We’re reading Jan Chozen Bays’s How to Train a Wild Elephant at the Tricycle Book Club. At the beginning of this week we posted one of the mindfulness practices from the book, “The Great Earth Beneath You,” and today we’re following-up with the “Deeper Lessons” to be learned from that exercise. If you have questions or comments for Jan Chozen Bays please join the discussion!
The Buddha gave these instructions to his son, Rahula, “Develop meditation that is like the earth: as the earth is not troubled by agreeable or disagreeable things it comes into contact with, so if you meditate like the earth, agreeable and disagreeable experiences will not trouble you.”
The Buddha explained that people can pour any substance, agreeable or disagreeable, on the earth, but the earth is not troubled. The earth keeps supporting us no matter what we humans create, beauty or war. The earth remains solid beneath us. Our practice of meditation or prayer has the power to train our heart and mind to rest in a state that is equally untroubled.

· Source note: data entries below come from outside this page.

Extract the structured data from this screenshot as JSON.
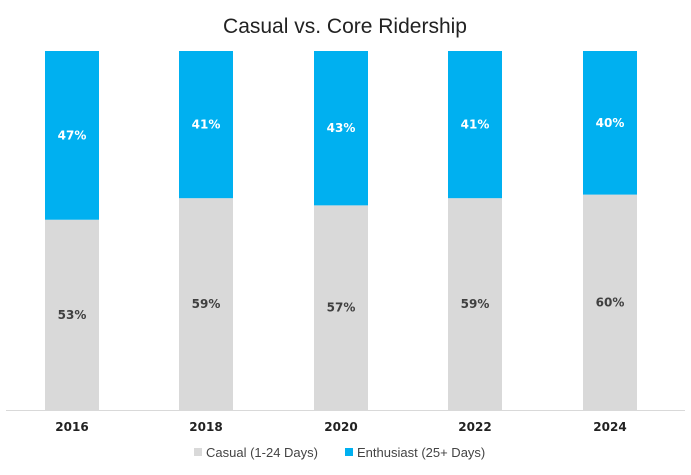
{
  "chart_data": {
    "type": "bar",
    "stacked": true,
    "title": "Casual vs. Core Ridership",
    "categories": [
      "2016",
      "2018",
      "2020",
      "2022",
      "2024"
    ],
    "series": [
      {
        "name": "Casual (1-24 Days)",
        "color": "#d9d9d9",
        "label_color": "#404040",
        "values": [
          53,
          59,
          57,
          59,
          60
        ],
        "labels": [
          "53%",
          "59%",
          "57%",
          "59%",
          "60%"
        ]
      },
      {
        "name": "Enthusiast (25+ Days)",
        "color": "#00b0f0",
        "label_color": "#ffffff",
        "values": [
          47,
          41,
          43,
          41,
          40
        ],
        "labels": [
          "47%",
          "41%",
          "43%",
          "41%",
          "40%"
        ]
      }
    ],
    "ylim": [
      0,
      100
    ],
    "xlabel": "",
    "ylabel": "",
    "grid": false,
    "legend_position": "bottom"
  }
}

Of course, recognizing the stable, unmovable quality of the earth does not mean we should be unconcerned about the health of our planet and allow it to be used as s toxic waste dump. However, it is very important that we not let our worry for the environment poison our human minds and relationships.
Once Maezumi Roshi attended an international conference on environmental awareness in Buenos Aires. He had never shown much interest in environmental issues and we (his students) were pleased that this conference might educate him. When he returned, we asked him what he had learned. He told us that the conference was held in a group of university buildings that were arranged around a green commons area. He had spent the week watching how environmental activists took short cuts across the grass instead of walking on the paths, eventually turning the little park into a sea of mud. To him, this was a living example of the ignorance at the root of all human problems. Everyone was ignoring the grass and earth as they talked and fretted about how to care for the earth by changing other people’s minds. We can think and talk a lot about a problem, but if that prevents us from being present, having an unpolluted mind, the problems will continue.
If I could maintain constant awareness of the entire earth beneath my feet and also awareness of myself as a tiny temporary animated speck crawling about on its surface, I might need no other practice.